What has its impact been?

Operation Desert Storm kicked off on January 17, 1991, as the coalition, commanded by U.S. General Norman Schwarzkopf, began an intense aerial bombardment of the Iraqi military which lasted for 42 days. Once air superiority was established, the liberation of Kuwait began on February 24 and was completed three days later with the expulsion of the Iraqi military, who set fire to nearly 700 oil wells during their retreat (which weren’t fully extinguished until November).

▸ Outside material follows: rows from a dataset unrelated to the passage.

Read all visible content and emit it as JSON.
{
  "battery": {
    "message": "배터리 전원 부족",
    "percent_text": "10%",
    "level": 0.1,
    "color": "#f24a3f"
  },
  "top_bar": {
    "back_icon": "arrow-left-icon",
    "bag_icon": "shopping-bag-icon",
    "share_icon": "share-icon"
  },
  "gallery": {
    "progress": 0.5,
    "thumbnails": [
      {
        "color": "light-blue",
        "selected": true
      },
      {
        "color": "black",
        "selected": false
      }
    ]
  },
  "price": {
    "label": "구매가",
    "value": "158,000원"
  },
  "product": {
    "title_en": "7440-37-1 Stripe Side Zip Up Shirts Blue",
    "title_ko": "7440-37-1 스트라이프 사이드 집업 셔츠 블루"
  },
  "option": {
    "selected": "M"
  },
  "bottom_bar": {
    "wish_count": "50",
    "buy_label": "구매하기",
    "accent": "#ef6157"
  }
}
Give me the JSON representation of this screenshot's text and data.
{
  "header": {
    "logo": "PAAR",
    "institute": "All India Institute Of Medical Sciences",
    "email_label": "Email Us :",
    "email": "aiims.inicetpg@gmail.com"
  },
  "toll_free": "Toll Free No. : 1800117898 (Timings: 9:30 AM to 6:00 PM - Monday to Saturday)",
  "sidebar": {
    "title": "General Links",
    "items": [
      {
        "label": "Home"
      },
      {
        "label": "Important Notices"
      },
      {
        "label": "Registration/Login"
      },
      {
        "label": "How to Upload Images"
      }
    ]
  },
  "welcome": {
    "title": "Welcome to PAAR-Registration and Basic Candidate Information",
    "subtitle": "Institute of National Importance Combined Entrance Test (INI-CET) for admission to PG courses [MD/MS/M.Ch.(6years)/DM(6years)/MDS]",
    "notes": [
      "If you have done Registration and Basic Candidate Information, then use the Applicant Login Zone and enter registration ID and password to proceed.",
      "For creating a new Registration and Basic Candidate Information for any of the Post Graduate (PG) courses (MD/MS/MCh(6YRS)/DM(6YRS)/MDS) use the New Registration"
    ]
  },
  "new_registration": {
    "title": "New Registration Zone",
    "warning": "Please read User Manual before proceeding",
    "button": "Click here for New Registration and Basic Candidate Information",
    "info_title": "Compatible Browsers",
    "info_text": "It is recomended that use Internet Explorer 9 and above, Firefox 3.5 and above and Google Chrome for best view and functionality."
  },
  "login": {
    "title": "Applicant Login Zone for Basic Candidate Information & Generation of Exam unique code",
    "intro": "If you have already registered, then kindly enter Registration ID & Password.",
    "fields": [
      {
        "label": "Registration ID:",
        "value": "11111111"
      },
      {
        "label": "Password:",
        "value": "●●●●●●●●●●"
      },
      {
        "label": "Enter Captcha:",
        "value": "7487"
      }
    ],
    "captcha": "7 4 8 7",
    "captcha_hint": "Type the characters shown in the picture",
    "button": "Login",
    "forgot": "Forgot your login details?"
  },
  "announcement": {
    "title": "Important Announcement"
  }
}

The same day the ground campaign began in Kuwait, coalition forces invaded Iraq from positions in the Saudi desert, a “left hook” that caught Saddam’s military off-guard and out-flanked as they’d anticipated an amphibious invasion from the Persian Gulf. American, British, and French forces overwhelmed the Iraqis and pushed to within 150 miles of Baghdad before a ceasefire was declared on February 28, and the coalition withdrew back into Kuwait and Saudi Arabia.

During the war, the coalition suffered 292 killed (147 from hostile action) and nearly 800 wounded (500 in combat) while Iraqi casualties were estimated at between 25,000 and 50,000 killed, and more than 150,000 wounded or captured.

The roughly 540,000 American troops in the Persian Gulf began their drawdown and withdrawal on March 10, 1991. Their presence in the Middle East would later be used by Osama bin Laden and Al Qaeda as justification for their jihad against America and the West, including the September 11th terror attacks that killed nearly 3,000 Americans, leading to the Global War on Terror.

After the Gulf War ended, Saddam maintained his grip on power by quashing an uprising in 1991 by Kurdish and Shiite forces in northern and southern Iraq. In the years that followed, his regime attempted to hide its biological, chemical, and nuclear weapons programs from UN inspectors. (Iraq had used chemical weapons on numerous occasions against Iranian troops during the Iran-Iraq war and against Kurdish rebels and had pursued nuclear ambitions for decades.)

Those refusals prompted Bush to launch a missile strike on a nuclear complex on his final day in office in 1993. Strikes were also carried by President Bill Clinton in 1998 (who signed into law a bill making Saddam’s removal U.S. policy), and President George W. Bush in 2001 in response to subsequent refusals to allow inspections.

That eventually led to the 2003 invasion of Iraq, which removed Saddam from power but didn't uncover the active weapons of mass destruction programs feared by the coalition. Over the course of the campaign and the more than eight year occupation and insurgency that followed, nearly 4,500 American servicemembers were killed in action.